OK, so what they are saying is that The Onion is throwing away 66% of its traffic by serving up 404s instead of serving up page views. Wouldn't they 1) have a better user experience by redirecting to the correct URL 2) have more page views and most important 3) make more money off of ads?
The Internet is trying to give the gift of free traffic and The Onion is saying: "no thanks." Most sites have to pay for traffic, and wouldn't be trowing it away.
Way to play it like Big Media. What's next? A pay wall?
66% of server time, not 66% of traffic. I am not a web developer, but my guess of what's happening: active pages get cached, so 500,000 page views to the homepage uses as much server time as a spider coming across a dead link from 2002. The Onion updates frequently, but not hundreds of time a day, and there's only a (relatively) small number of 'current' articles at any given time. It wouldn't take that many dead links to dwarf the server processing time, as long as they were all distinct links.
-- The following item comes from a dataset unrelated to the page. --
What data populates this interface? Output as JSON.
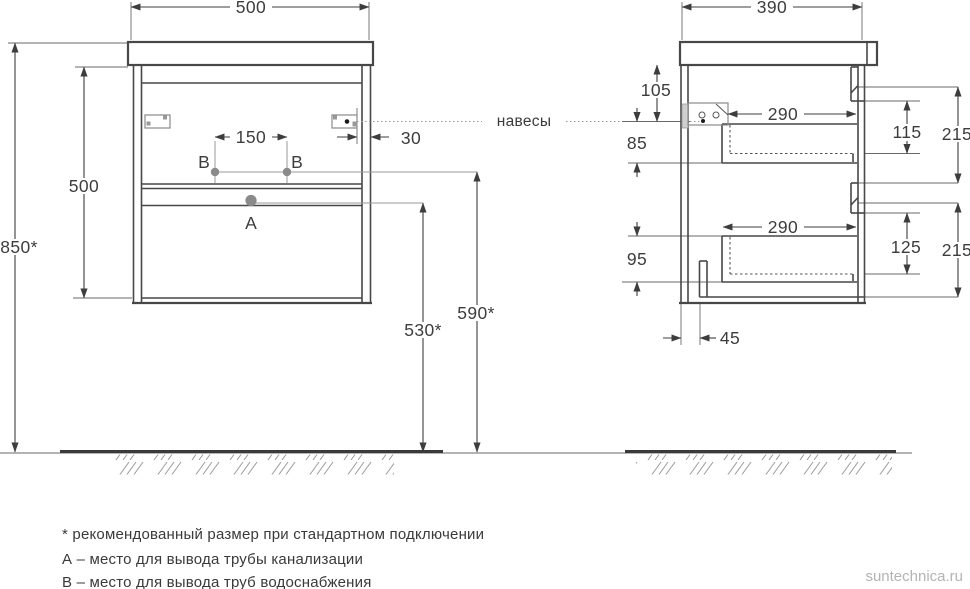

As a web analyst, I can tell you that in general old, deprecated content does not get very many visits except from spiders. I would not at all be surprised if the marginal ad revenue is break-even compared to the extra server load.
Note also that they're not just throwing the traffic away. It's a decent 404. It's not the best I've seen, there's room for improvements, but it's directing people straight to the archive so they can look for the story they were linked to.
As I said in my post below, spiders that request article_url/reddit.png or article_url/google-analytics.com/ga.gs do not get a 301 from me because they're not looking at an href of an <a> tag. They're guessing at a URL that never existed. They are legitimate 404 responses.
I feel sorry for John_Onion. The comments here are coming from people who have never looked at server logs (e.g. 'how do you know those are all spiders?'). Looking at my logs I would say at least 75% of my hits (juliusdavies.ca) are spiders. They come and visit every single page a few times a year to see if it's changed. For my own purposes I mirror some open source manuals and specifications (http://juliusdavies.ca/webdocs/). These have been on my site, unchanged, for at least 3 years, and the spiders come every couple months and check every page.
These hits will never (and should never!) translate into even a single real user in my case.
This particular link is a perfect troll — the headline stabs at your WTF button, then the comment linked to has zero context clarifying the reasoning but tons of technical details that fuel the nerd rage — people were so trolled by the perceived linkrot and cache problems that they didn't even bite at the obvious SQL & ORM bait!
I don't think you can fix this with code, much less your usual tactic of adding heuristics to moderate/voteweight/ban.
Not to be HN-litist, but I think this post is drawing questionable comments in particular because it's linked in several places from Reddit, from which we are likely receiving a flood of users uninclined to self-moderate.